I use (comment ,,,)
for lists of expressions that I can evaluate from my editor – aka “Rich Comment Forms” (coined by Stu Halloway, I believe, because Rich Hickey uses this technique to have “dev/test” expressions saved in a source file – you can find it in some part of the Clojure source itself).
A comment
form can contain multiple pieces of code and overall it “evaluates” to nil
(without executing any of the code). The #_
reader macro causes a single expression to be completely ignored.
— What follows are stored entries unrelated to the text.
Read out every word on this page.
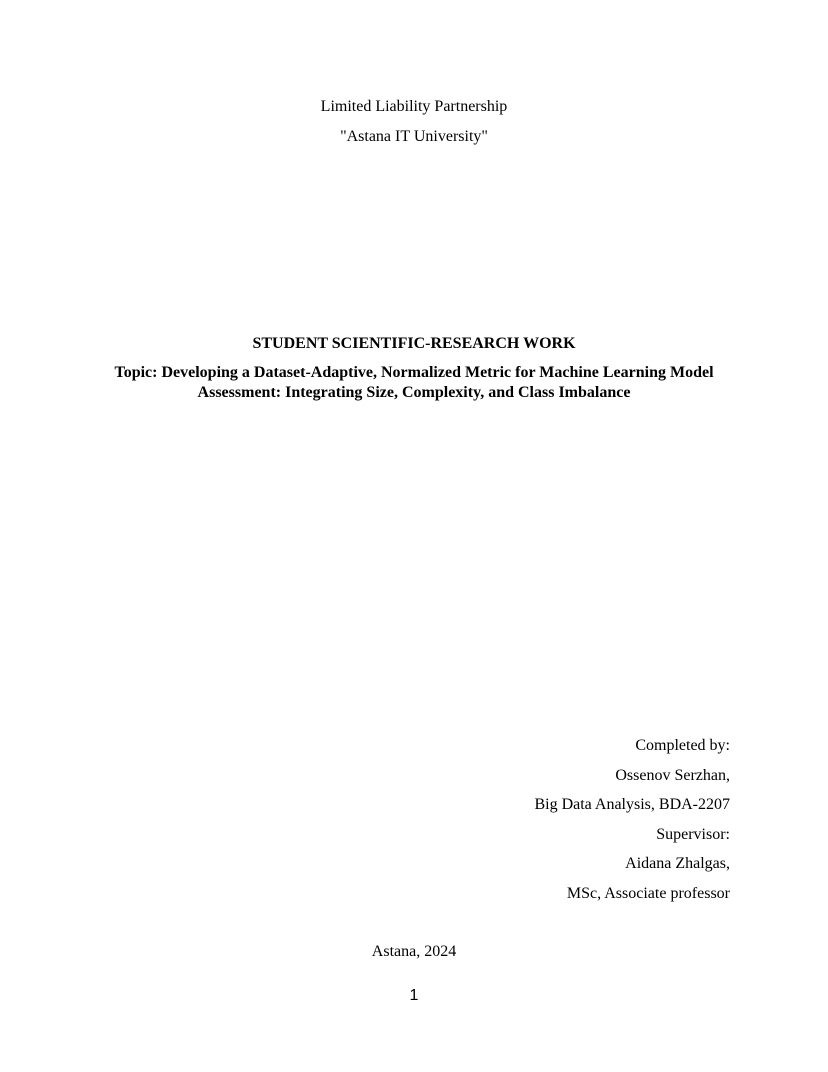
Limited Liability Partnership
"Astana IT University"
STUDENT SCIENTIFIC-RESEARCH WORK
Topic: Developing a Dataset-Adaptive, Normalized Metric for Machine Learning Model
Assessment: Integrating Size, Complexity, and Class Imbalance
Completed by:
Ossenov Serzhan,
Big Data Analysis, BDA-2207
Supervisor:
Aidana Zhalgas,
MSc, Associate professor
Astana, 2024
1
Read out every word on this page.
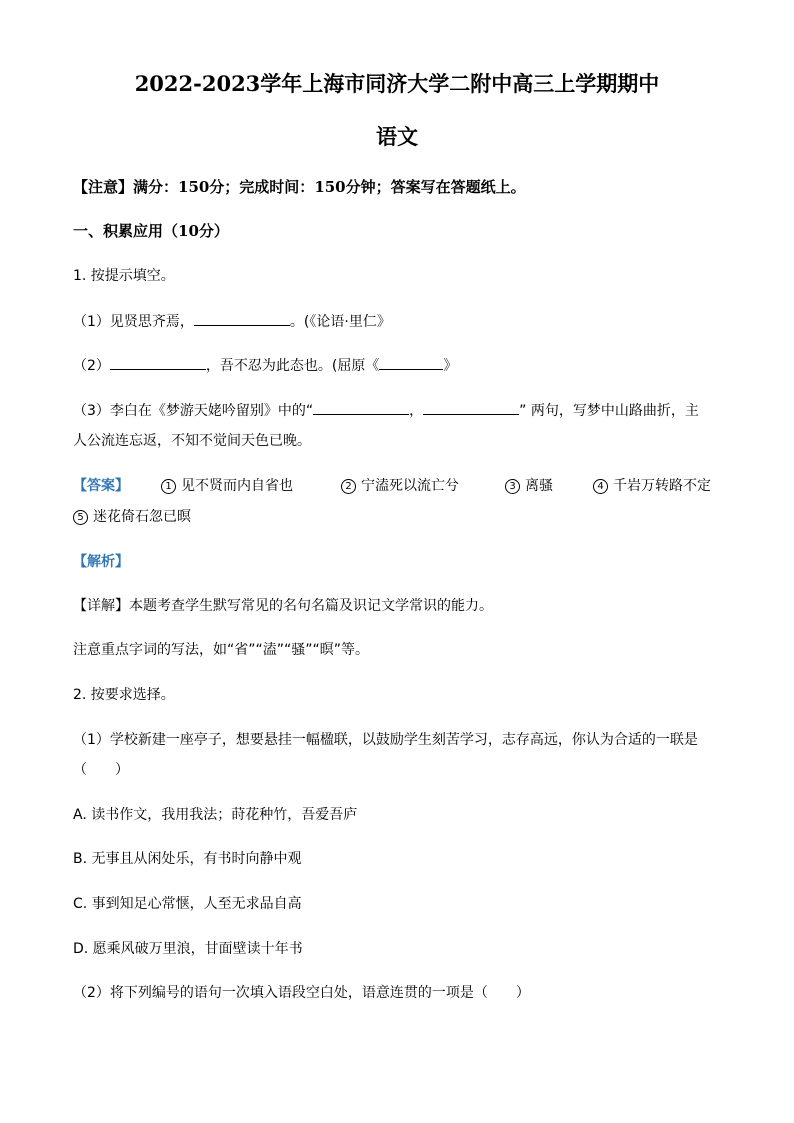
2022-2023学年上海市同济大学二附中高三上学期期中
语文
【注意】满分：150分；完成时间：150分钟；答案写在答题纸上。
一、积累应用（10分）
1. 按提示填空。
（1）见贤思齐焉，	。(《论语·里仁》
（2）	，吾不忍为此态也。(屈原《	》
（3）李白在《梦游天姥吟留别》中的“	，	” 两句，写梦中山路曲折，主
人公流连忘返，不知不觉间天色已晚。
【答案】	1 见不贤而内自省也	2 宁溘死以流亡兮	3 离骚	4 千岩万转路不定
5 迷花倚石忽已暝
【解析】
【详解】本题考查学生默写常见的名句名篇及识记文学常识的能力。
注意重点字词的写法，如“省”“溘”“骚”“暝”等。
2. 按要求选择。
（1）学校新建一座亭子，想要悬挂一幅楹联，以鼓励学生刻苦学习，志存高远，你认为合适的一联是
（　　）
A. 读书作文，我用我法；莳花种竹，吾爱吾庐
B. 无事且从闲处乐，有书时向静中观
C. 事到知足心常惬，人至无求品自高
D. 愿乘风破万里浪，甘面壁读十年书
（2）将下列编号的语句一次填入语段空白处，语意连贯的一项是（　　）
[1 2 3 (comment 4) 5 #_6 7]
;;=> [1 2 3 nil 5 7]
I use a mixture of RDD and TDD. I’ll use TDD when I have a requirements spec for a new feature that lends itself easily to writing tests, e.g., a new API endpoint for our REST service. I’ll write (failing) tests for all the error handling cases and several happy path cases, and implement code to make the tests pass, one or two tests at a time. I’ll use RDD most of the time (even when I’m also doing TDD) using comment
forms to explore data structures and transforms, as I evolve code to the point it does what I need.
Some of those comment
forms will also become actual tests so that we have protection against regressions.
Our code base runs about 95K lines right now. 21K of those are tests of various sorts (some UAT-style, some unit, some integration, some generative and/or property-based).